Menurut hemat penulis, gereja Kristen tidak perlu mengatakan mendukung salah satu bakal calon Pemimpin Sumatera Utara tersebut secara terang-terangan, sebaiknya gereja Kristen memberikan kebebasan kepada umatnya untuk memilih siapa pun pemimpin yang menurut suara hati masing-masing umat punya kemampuan dan integritas untuk memimpin pemerintahan. Karena gereja Kristen tahu bahwa ada batas-batas agama dan pemerintahan yang tidak boleh saling melampaui, tetapi sekaligus tidak saling bertentangan, melainkan saling mendukung.
Ada beberapa harapan yang menjadi kegelisahan hati penulis sebagai seorang Kristen yang ingin saya sampaikan kepada gereja-gereja Kristen, yaitu : Pertama, Kepada gereja-gereja, saya sangat berharap gereja mampu menjaga keutuhan bangsa, serta menghindari gedung gereja/tempat ibadah menjadi mimbar untuk kampanye. Kedua, Gereja sebaiknya mengajak umatnya untuk memilih bakal calon maupun calon pemimpin pemerintahan yang memiliki integritas, kejujuran, keberanian dan komitmen melawan segala bentuk korupsi dan manipulasi, dan bukan mengatakan secara terang-terangan untuk mendukung salah satu bakal calon maupun calon pemimpin pemerintahan.
Hak seorang Kristen dalam politik adalah kebebasan memilih pemimpin negara dan pemerintahan sesuai suara hatinya, karena itu sebaiknya tidak ada lagi arahan-arahan untuk mendukung salah satu bakal calon maupun calon pemimpin negara dan pemerintahan yang memanfaatkan status sebagai pimpinan gereja.

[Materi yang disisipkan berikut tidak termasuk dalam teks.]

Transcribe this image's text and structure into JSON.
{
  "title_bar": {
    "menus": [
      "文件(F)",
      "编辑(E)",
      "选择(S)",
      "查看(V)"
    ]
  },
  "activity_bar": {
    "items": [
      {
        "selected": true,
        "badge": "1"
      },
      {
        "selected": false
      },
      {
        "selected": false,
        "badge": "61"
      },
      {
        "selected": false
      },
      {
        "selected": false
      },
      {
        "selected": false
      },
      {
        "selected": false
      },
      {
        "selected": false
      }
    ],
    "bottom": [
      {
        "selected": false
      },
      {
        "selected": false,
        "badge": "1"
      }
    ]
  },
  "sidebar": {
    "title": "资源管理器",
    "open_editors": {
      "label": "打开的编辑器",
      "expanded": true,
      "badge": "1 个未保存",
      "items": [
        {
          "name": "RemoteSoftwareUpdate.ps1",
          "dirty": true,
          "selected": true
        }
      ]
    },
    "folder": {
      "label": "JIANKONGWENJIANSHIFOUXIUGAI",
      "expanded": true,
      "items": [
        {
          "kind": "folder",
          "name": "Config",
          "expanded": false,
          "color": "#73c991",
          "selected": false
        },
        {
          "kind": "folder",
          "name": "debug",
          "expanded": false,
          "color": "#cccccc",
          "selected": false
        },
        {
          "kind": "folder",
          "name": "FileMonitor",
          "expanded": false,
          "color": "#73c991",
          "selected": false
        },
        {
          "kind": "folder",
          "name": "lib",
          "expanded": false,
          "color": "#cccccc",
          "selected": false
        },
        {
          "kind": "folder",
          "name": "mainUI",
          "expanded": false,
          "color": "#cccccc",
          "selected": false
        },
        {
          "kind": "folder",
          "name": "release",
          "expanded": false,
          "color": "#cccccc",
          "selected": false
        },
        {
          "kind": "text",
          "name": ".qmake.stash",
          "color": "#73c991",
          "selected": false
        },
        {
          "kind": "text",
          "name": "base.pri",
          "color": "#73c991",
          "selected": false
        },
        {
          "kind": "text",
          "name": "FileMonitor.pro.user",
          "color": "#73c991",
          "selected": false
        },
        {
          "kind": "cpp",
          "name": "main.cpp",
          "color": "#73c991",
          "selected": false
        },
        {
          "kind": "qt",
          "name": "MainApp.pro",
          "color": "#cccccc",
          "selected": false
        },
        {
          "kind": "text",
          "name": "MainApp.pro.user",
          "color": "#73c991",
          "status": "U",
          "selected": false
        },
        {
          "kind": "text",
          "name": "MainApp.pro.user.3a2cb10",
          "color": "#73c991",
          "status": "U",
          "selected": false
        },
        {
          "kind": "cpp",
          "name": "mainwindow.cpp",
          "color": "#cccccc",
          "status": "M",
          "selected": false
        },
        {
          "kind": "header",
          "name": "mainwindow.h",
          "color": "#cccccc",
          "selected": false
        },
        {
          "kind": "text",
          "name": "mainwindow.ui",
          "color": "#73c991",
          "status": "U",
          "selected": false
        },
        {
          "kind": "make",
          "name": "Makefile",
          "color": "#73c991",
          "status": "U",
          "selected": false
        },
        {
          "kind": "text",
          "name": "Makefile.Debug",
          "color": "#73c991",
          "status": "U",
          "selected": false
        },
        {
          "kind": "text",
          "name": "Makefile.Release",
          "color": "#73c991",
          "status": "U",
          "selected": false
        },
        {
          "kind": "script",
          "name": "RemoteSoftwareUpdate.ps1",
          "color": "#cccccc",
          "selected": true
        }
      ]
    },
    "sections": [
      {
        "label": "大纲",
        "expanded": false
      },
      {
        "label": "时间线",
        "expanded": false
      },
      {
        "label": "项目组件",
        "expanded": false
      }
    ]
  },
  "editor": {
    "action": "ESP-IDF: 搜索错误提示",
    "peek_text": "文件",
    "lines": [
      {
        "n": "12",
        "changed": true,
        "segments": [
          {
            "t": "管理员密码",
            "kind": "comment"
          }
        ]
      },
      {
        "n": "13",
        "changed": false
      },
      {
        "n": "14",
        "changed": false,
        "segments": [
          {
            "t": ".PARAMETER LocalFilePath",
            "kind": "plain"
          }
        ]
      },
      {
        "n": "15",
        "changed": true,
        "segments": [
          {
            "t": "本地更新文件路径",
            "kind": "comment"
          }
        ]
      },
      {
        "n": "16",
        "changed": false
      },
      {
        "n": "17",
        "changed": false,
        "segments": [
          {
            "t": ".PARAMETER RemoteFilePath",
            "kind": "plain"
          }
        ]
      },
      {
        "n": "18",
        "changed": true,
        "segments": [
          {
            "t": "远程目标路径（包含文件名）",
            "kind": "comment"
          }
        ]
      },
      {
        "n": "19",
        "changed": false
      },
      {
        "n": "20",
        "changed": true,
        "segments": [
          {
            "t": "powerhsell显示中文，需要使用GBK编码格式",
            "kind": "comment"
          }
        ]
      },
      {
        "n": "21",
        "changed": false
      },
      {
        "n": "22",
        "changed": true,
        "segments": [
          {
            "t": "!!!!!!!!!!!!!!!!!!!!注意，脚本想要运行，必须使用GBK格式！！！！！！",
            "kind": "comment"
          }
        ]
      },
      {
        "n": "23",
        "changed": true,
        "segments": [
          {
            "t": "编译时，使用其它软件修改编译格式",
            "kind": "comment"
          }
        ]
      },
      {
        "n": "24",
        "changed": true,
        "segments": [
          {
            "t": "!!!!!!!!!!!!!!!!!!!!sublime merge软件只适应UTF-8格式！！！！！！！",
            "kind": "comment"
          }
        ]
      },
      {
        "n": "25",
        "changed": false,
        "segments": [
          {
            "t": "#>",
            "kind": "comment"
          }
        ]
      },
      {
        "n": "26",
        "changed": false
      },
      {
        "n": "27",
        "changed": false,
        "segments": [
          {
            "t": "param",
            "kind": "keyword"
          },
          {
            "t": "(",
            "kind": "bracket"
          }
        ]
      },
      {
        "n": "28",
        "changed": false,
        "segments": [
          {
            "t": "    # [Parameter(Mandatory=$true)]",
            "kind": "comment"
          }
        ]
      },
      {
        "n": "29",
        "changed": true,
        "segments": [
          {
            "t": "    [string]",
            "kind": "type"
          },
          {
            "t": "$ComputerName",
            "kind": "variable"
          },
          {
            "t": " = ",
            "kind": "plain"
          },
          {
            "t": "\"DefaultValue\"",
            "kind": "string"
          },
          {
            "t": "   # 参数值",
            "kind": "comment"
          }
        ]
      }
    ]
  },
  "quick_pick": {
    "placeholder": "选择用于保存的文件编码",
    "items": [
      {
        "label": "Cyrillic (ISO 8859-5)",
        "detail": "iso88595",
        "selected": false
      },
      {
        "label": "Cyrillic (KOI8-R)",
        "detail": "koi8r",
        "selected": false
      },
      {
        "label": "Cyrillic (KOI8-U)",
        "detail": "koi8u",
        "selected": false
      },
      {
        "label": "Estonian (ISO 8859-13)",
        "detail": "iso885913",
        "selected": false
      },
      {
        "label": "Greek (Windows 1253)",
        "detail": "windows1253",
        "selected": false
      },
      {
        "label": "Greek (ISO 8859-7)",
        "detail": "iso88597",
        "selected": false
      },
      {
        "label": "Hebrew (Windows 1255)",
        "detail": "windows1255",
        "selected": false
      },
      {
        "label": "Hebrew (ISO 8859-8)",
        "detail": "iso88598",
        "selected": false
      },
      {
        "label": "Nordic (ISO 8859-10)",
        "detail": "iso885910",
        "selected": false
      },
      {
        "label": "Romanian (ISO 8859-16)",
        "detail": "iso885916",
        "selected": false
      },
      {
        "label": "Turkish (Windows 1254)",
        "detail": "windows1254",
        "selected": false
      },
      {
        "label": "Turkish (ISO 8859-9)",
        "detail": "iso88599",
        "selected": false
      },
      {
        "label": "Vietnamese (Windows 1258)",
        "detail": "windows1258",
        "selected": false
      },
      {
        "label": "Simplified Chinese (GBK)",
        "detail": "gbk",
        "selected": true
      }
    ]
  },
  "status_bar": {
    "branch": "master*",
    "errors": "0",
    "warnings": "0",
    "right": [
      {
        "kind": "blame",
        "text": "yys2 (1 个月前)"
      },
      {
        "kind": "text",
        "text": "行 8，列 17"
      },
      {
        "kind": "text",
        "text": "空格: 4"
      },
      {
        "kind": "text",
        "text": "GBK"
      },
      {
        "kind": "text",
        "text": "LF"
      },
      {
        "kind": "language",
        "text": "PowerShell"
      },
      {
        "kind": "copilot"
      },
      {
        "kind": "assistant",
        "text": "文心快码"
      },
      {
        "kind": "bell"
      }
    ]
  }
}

Mari kita gunakan suara hati kita untuk melihat pemimpin yang menurut iman kita punya kemampuan memimpin, bukan menurut hasrat. Gunakanlah kebebasanmu untuk memilih dan berpihak, tetapi jangan rampas kebebasan orang lain untuk memilih dan berpihak kepada bakal calon maupun calon pemimpin yang menurut imannya pantas memimpin Sumatera Utara. Ingat, akal budi dianugerahkan Allah kepada manusia agar manusia mampu memahami, mengenal, dan memilah apa yang baik, benar, jujur dan adil, bukan digunakan untuk mengelabui, membohongi, dan menipu sesama manusia.
Penulis adalah Mahasiswa STT HKBP, Pematang Siantar.